Nachdem bei der Ausbildung der Assistenzärzt*innen durch Baileys Eingriffsliste der Fokus eindeutig auf der medizinischen Arbeit liegt, darf nicht vergessen werden, wie wichtig auch der persönliche Aspekt an der Arbeit mit Patient*innen ist. Das Einfühlungsvermögen, das Eingehen auf ihre Wünsche und Ängste, die Menschlichkeit inmitten von Labortests, Medizinjargon und Operationen. Die Anfänger standen in dieser Folge vielleicht nicht im OP, trotzdem haben sie einiges für ihren Beruf mitnehmen können.

Randnotizen:

  • Bilde ich mir das ein, oder bekommen wir Ben immer häufiger zu sehen? Bahnt man hier etwa Schritte an, um den Charakter nach Ende von "Seattle Firefighters" wieder zurück zur Mutterserie zu holen?

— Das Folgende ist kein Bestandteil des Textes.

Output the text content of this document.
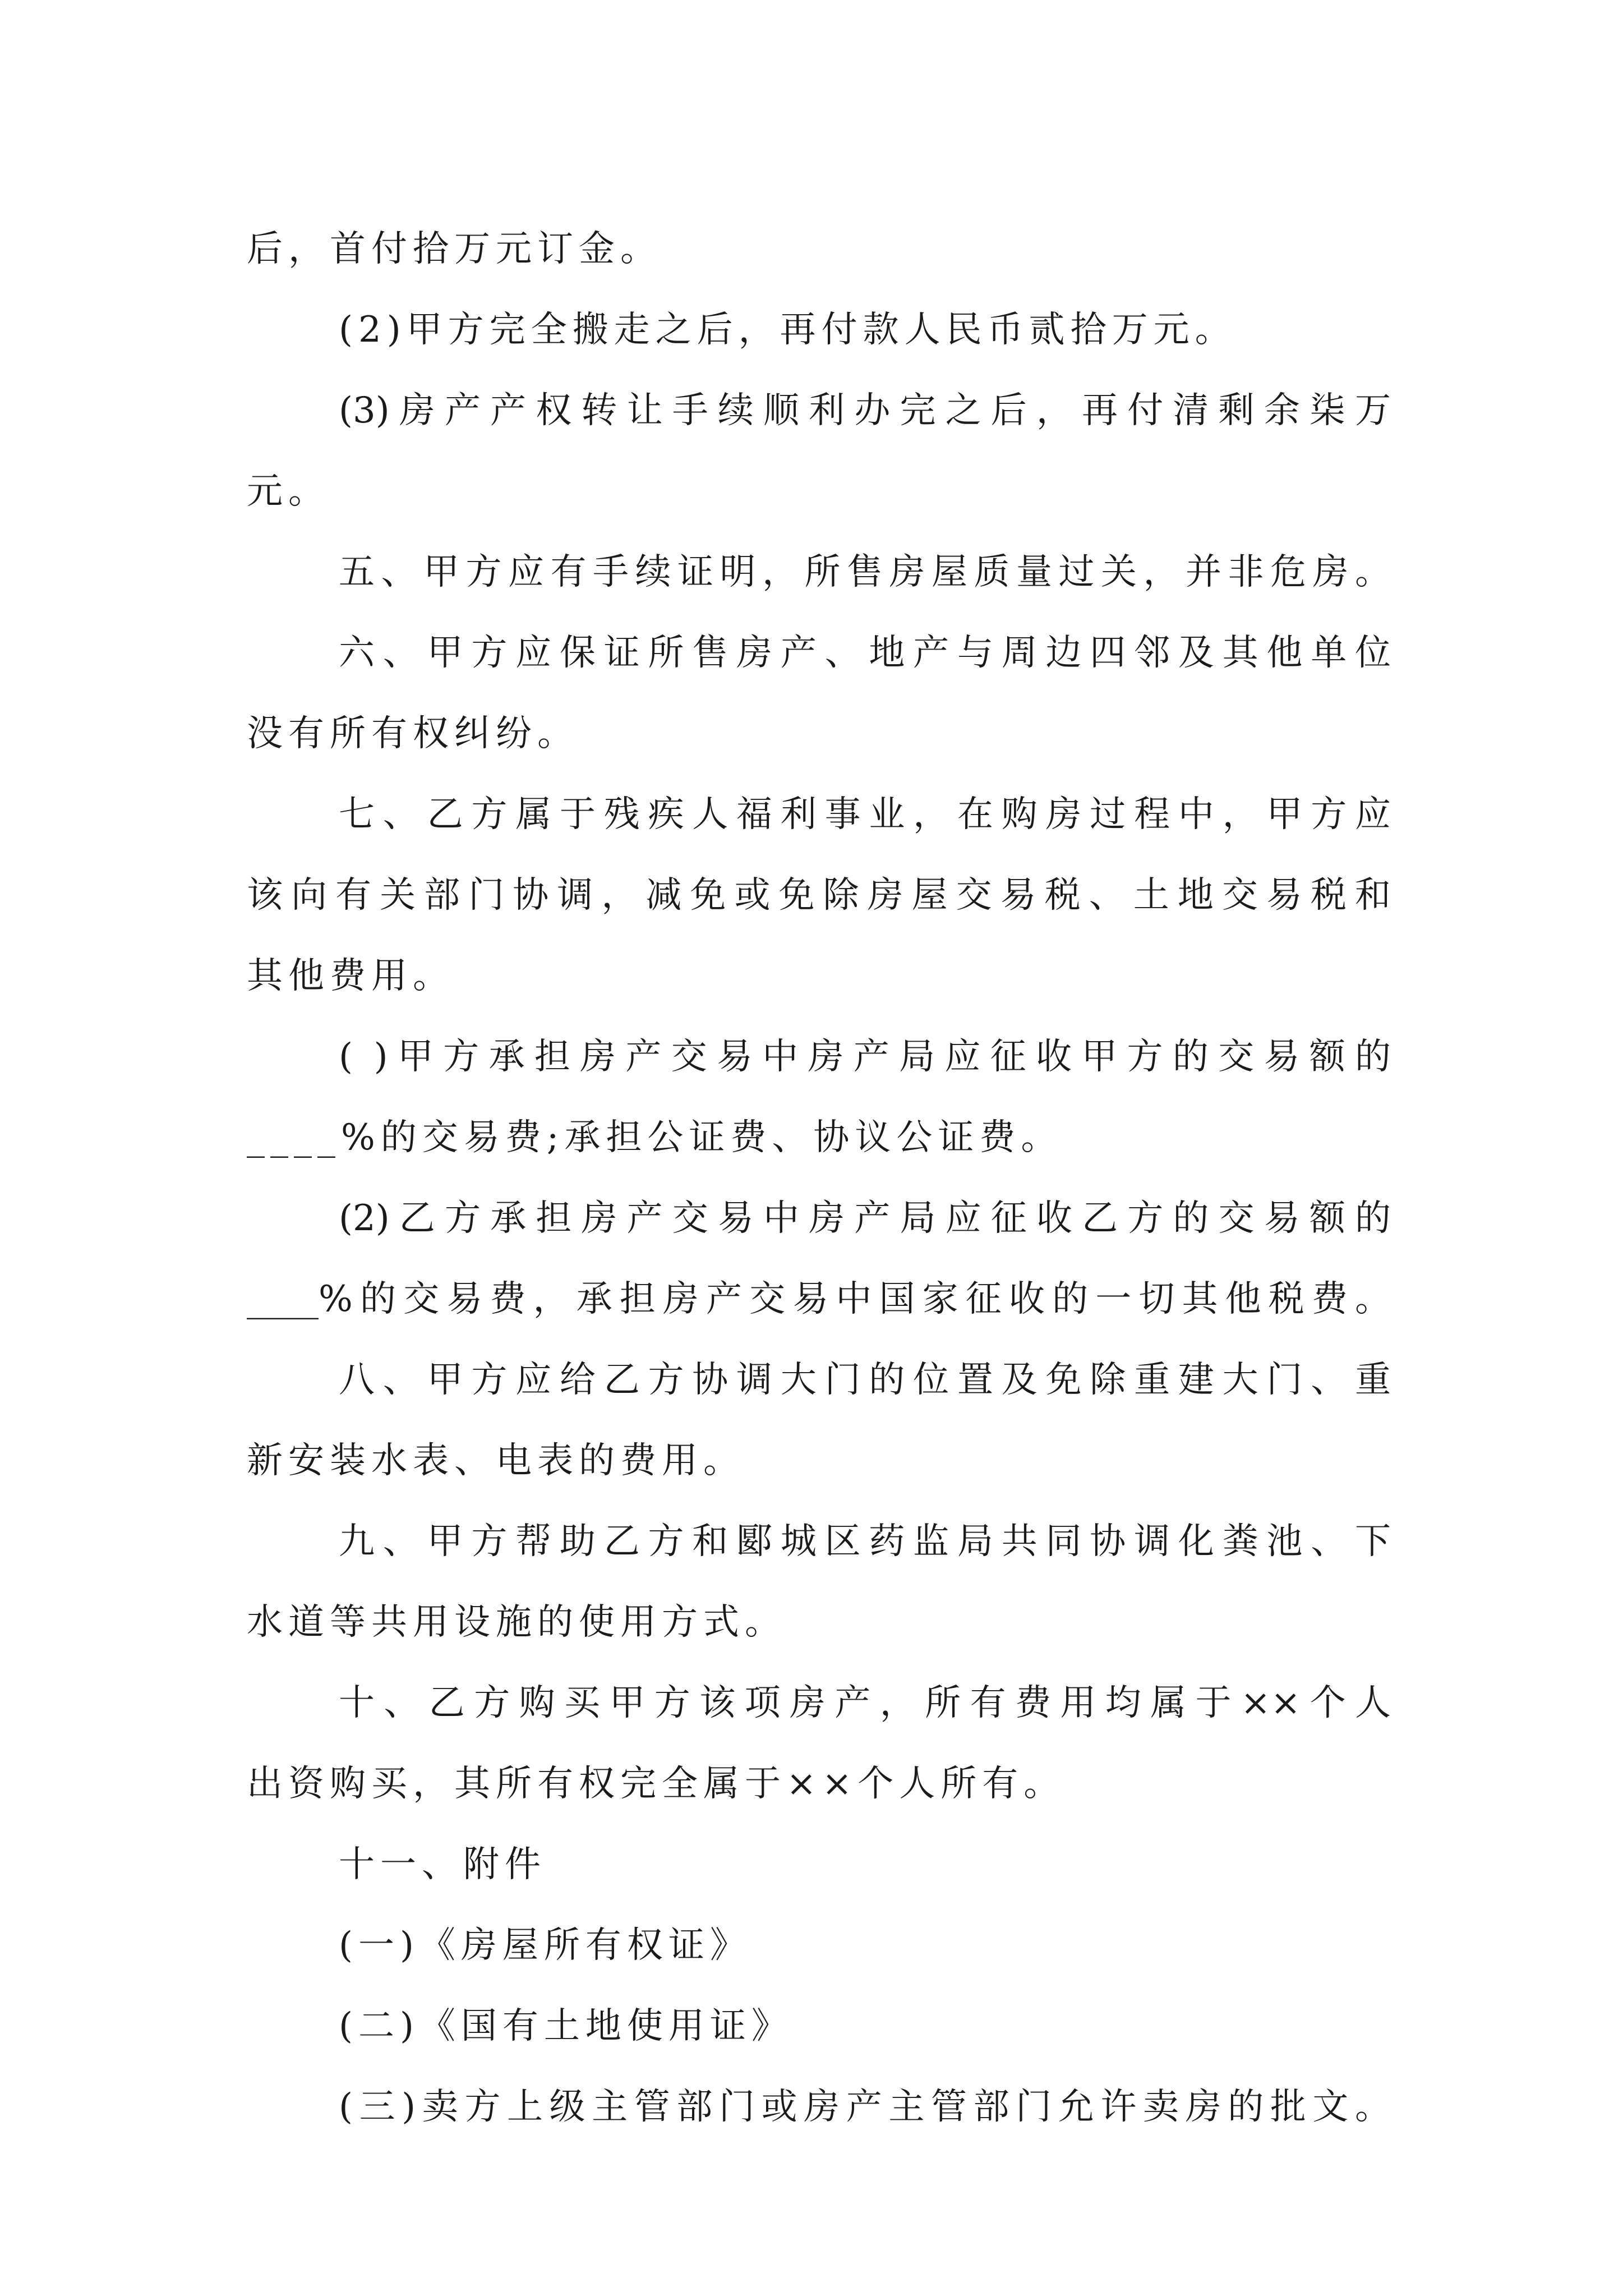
后，首付拾万元订金。
(2)甲方完全搬走之后，再付款人民币贰拾万元。
(3)房产产权转让手续顺利办完之后，再付清剩余柒万
元。
五、甲方应有手续证明，所售房屋质量过关，并非危房。
六、甲方应保证所售房产、地产与周边四邻及其他单位
没有所有权纠纷。
七、乙方属于残疾人福利事业，在购房过程中，甲方应
该向有关部门协调，减免或免除房屋交易税、土地交易税和
其他费用。
( )甲方承担房产交易中房产局应征收甲方的交易额的
____%的交易费;承担公证费、协议公证费。
(2)乙方承担房产交易中房产局应征收乙方的交易额的
____%的交易费，承担房产交易中国家征收的一切其他税费。
八、甲方应给乙方协调大门的位置及免除重建大门、重
新安装水表、电表的费用。
九、甲方帮助乙方和郾城区药监局共同协调化粪池、下
水道等共用设施的使用方式。
十、乙方购买甲方该项房产，所有费用均属于××个人
出资购买，其所有权完全属于××个人所有。
十一、附件
(一)《房屋所有权证》
(二)《国有土地使用证》
(三)卖方上级主管部门或房产主管部门允许卖房的批文。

Seine Szenen mit Bailey können auf jeden Fall immer überzeugen, von dem her sehr gerne.
  • Herrlich, wie Richard mal eben schnell Catherines Flugzeug herbestellt, um Meredith nach Boston zu bringen.
  • Kleines Highlight: Jo, die Filmabende als Zeitrechnung verwenden muss, um zu merken, dass sie zu spät dran ist. Herrlich. So amüsant chaotisch wie das auch war, bin ich doch erleichtert, dass Jo nicht schwanger ist. Schließlich steckt sie gerade mitten in ihrer Ausbildung und die beiden haben mit ihren zwei Kindern eh schon genug zu tun.

Fazit

Mit dieser Episode sind wir schon in der Mitte der 20. Staffel angekommen und man kann ein wenig Bilanz ziehen. Vorweg sei zu ihrer Verteidigung gesagt, dass es nicht einfach ist, in nur 10 Folgen sinnvolle und ausgeklügelte Storylines zu erzählen. Trotzdem tut sich die Serie gerade schwer. Dabei mangelt es nicht an vielversprechenden Momenten oder Charakteren mit Potential, nur werden diese nicht ordentlich in Handlungsstränge eingebunden und verpuffen so wie Feuerwerk am Himmel. Mal sehen, ob die zweite Hälfte mehr zu bieten hat.